The groom made Paul Lynde look like John Wayne but (I learned later) the bride and groom were best friends, the bride knew all about the groom and they had a “special relationship,” and the groom was under intense pressure to get married so she was like, “Fine, I’ll fucking marry you to stop your mother implying that I’m some kind of Jezebel opening my lady bits to one and all.”
So fine, we drove to rural Maryland, the “church” was this very historic shack of some local significance, no a/c of course in the buggy, muggy swamp, my then-boyfriend kept low-key humming the theme from Deliverance, and when it was over there was a reception. Right there, in the shack/church.
My boyfriend and I raced to the punch bowls for some kind of sweet relief and the nice Baptist church lady serving as our hostess said, “This is the usual punch but you have to be careful with this one, it’s got quite a kick to it!”

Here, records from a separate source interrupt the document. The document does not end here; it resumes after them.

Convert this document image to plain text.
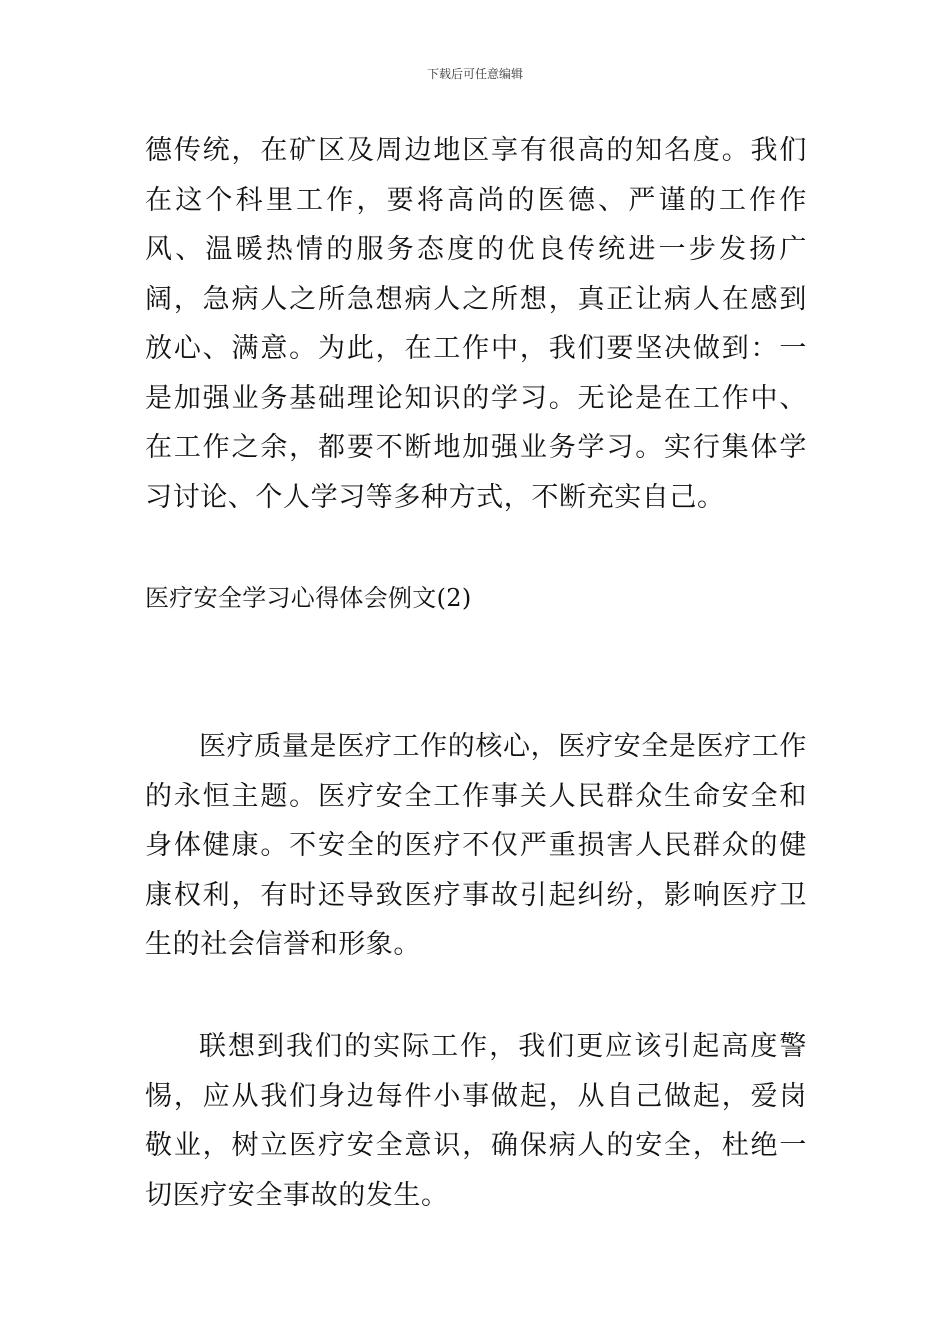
下载后可任意编辑
德传统，在矿区及周边地区享有很高的知名度。我们在这个科里工作，要将高尚的医德、严谨的工作作风、温暖热情的服务态度的优良传统进一步发扬广阔，急病人之所急想病人之所想，真正让病人在感到放心、满意。为此，在工作中，我们要坚决做到：一是加强业务基础理论知识的学习。无论是在工作中、在工作之余，都要不断地加强业务学习。实行集体学习讨论、个人学习等多种方式，不断充实自己。
医疗安全学习心得体会例文(2)
医疗质量是医疗工作的核心，医疗安全是医疗工作的永恒主题。医疗安全工作事关人民群众生命安全和身体健康。不安全的医疗不仅严重损害人民群众的健康权利，有时还导致医疗事故引起纠纷，影响医疗卫生的社会信誉和形象。
联想到我们的实际工作，我们更应该引起高度警惕，应从我们身边每件小事做起，从自己做起，爱岗敬业，树立医疗安全意识，确保病人的安全，杜绝一切医疗安全事故的发生。
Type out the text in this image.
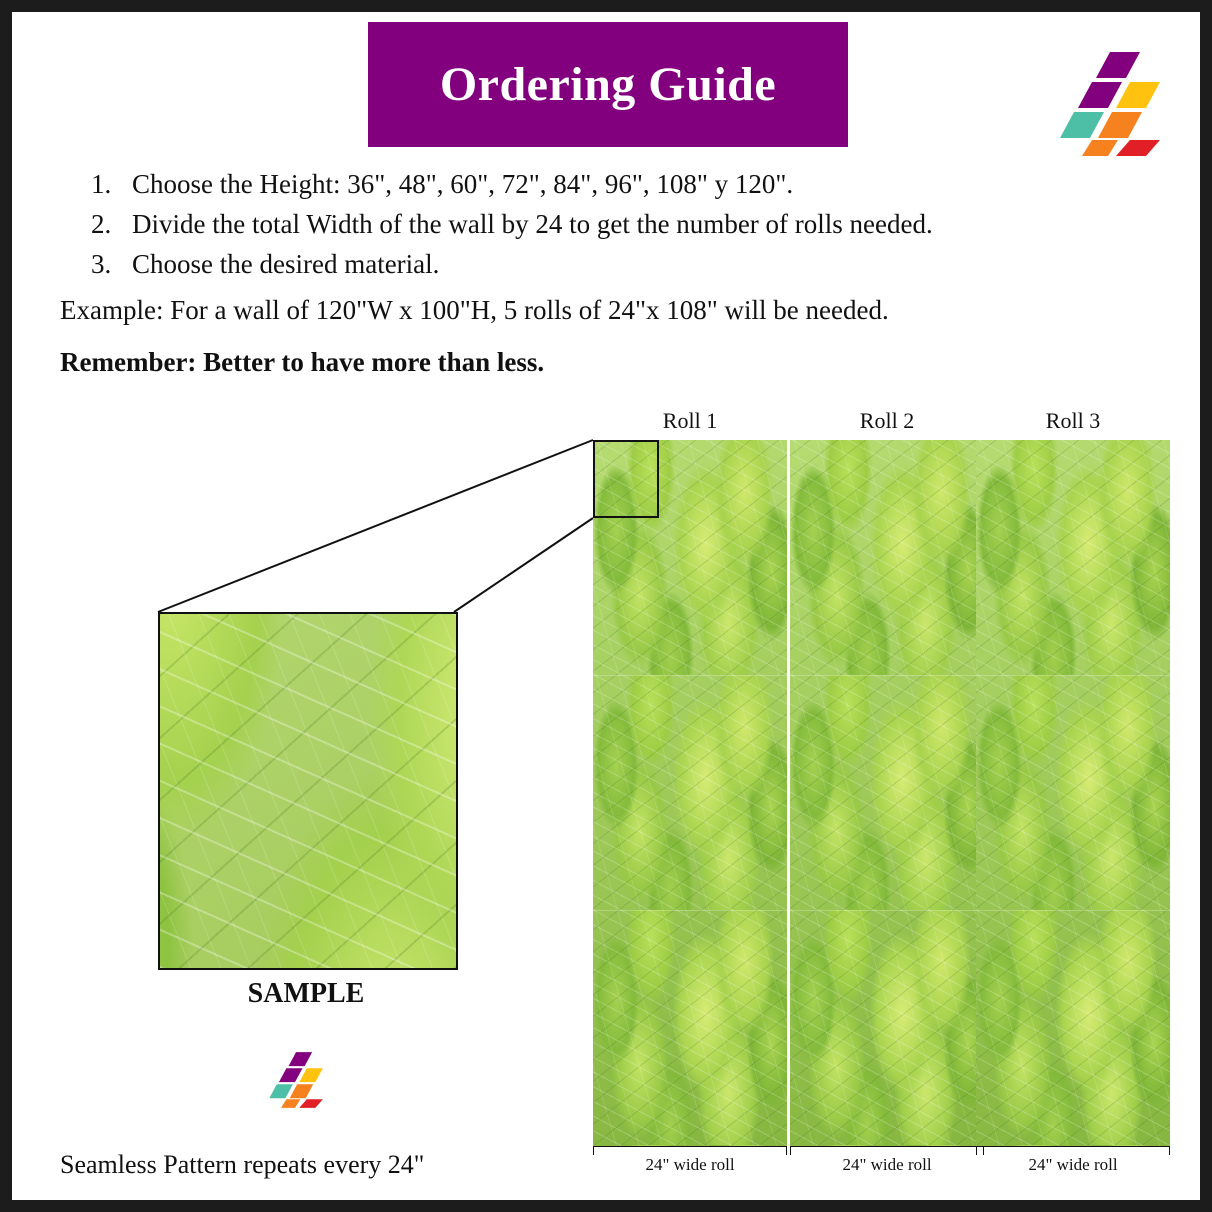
Ordering Guide
1. Choose the Height: 36", 48", 60", 72", 84", 96", 108" y 120".
2. Divide the total Width of the wall by 24 to get the number of rolls needed.
3. Choose the desired material.
Example: For a wall of 120"W x 100"H, 5 rolls of 24"x 108" will be needed.
Remember: Better to have more than less.
Roll 1
24" wide roll
Roll 2
24" wide roll
Roll 3
24" wide roll
SAMPLE
Seamless Pattern repeats every 24"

“Really? Give me two helpings of that. What’s in it?” I was assuming she was going to say vodka or, since we were below the Mason-Dixon Line, bourbon or moonshine or whatever, and she leaned in and said, “It’s got some RC Cola in it, so it elevates the heart rate.”
Worst. Wedding. Reception. Ever. And I’ve been to over 100.
You can make non-alcoholic tea-based ones that are pretty tasty. A friend of mine makes one because her boyfriend of the last 20 years has been in recovery for 30 years (he’s also the vegetarian, and my friend goes along with that too, so 20 years ago I had to start reading labels on canned vegetable stock and be on the lookout for deceptively labeled gelatin-additives, pain in the ass and surprisingly difficult to avoid, so hats off to practicing vegetarians and especially the vegans)—where was I? Oh yes, I could have stopped with “non-alcoholic tea-based winter punches.”